Biden – qui se rendra aujourd'hui à une usine Ford aux côtés de dirigeants de l'UAW qui ont forcé les travailleurs à rester au travail pendant la pandémie – cherche à fortifier les syndicats contre la croissance de l'opposition de la classe ouvrière et la radicalisation politique à gauche. En cela, la Maison Blanche est soutenue par divers groupes de la classe moyenne, des Socialistes démocrates d'Amérique (DSA) à Left Voice, dont les membres ont de plus en plus investi des postes et des carrières lucratives dans l'appareil syndical. Cela inclut la Fédération américaine des enseignants, sur laquelle Biden compte pour rouvrir les écoles alors même que le COVID-19 continue de se propager.
Les travailleurs dans ces luttes – de Warrior Met Coal, de l'hôpital St. Vincent de Worcester, Massachusetts, aux métallurgistes d'ATI, et aux travailleurs d'ExxonMobil, en passant par les travailleurs d’Amazon et de l'automobile – sont tous confrontés au même défi. Pour faire avancer leur combat, de nouvelles organisations de lutte, contrôlées démocratiquement par la base et défendant les méthodes de la lutte de classe, et non de la collaboration de classe, doivent être construites.

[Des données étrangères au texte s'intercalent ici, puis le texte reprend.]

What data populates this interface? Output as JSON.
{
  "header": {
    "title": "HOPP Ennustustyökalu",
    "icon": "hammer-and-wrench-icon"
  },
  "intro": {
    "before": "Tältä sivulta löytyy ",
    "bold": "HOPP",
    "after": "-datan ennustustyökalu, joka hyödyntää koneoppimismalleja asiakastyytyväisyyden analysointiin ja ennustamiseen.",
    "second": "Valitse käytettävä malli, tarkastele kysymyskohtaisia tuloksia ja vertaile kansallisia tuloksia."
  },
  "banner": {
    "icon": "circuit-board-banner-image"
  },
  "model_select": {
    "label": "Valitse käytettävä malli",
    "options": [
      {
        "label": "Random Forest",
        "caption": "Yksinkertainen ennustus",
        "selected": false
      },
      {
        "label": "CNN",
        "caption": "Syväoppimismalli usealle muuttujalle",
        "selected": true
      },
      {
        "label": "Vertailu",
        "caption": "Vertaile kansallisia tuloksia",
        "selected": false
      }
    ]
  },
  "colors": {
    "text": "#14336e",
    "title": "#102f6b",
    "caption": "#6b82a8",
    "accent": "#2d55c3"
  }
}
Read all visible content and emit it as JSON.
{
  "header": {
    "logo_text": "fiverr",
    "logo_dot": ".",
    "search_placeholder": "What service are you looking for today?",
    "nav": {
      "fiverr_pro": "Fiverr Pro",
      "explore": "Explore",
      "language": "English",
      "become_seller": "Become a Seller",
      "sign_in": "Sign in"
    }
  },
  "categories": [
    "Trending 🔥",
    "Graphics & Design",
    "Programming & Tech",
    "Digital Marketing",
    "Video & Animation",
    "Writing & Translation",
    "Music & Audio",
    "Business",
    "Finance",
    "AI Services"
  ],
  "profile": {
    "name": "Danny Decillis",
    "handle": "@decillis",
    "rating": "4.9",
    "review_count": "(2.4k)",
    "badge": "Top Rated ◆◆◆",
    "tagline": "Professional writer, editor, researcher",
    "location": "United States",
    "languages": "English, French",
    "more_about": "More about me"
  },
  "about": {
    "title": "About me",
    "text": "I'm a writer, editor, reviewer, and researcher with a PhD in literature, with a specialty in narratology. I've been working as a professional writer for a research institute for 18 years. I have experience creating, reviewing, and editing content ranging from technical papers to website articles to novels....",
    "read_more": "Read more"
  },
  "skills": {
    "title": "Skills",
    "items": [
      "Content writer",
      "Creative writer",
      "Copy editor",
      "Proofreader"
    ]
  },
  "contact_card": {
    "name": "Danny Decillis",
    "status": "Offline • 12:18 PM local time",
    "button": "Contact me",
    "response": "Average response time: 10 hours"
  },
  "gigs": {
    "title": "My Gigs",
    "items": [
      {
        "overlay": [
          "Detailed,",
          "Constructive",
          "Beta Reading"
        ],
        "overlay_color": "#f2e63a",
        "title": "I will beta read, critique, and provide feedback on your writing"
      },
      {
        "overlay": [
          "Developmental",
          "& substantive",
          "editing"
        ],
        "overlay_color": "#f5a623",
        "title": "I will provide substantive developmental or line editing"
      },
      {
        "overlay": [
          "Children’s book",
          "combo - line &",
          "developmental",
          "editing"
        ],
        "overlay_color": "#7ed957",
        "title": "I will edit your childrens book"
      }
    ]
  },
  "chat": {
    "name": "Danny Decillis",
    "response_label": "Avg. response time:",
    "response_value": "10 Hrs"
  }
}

Le Socialist Equality Party, SEP (Parti de l’égalité socialiste) et le WSWS donneront aux travailleurs les informations dont ils ont besoin, aideront à établir les lignes de communication pour coordonner l'action commune et fourniront toute l'aide nécessaire pour développer et étendre la lutte des classes. Nous encourageons vivement les travailleurs de Volvo à rejoindre et à élargir le comité de base des travailleurs de Volvo et le réseau croissant de comités de base aux États-Unis et dans le monde entier.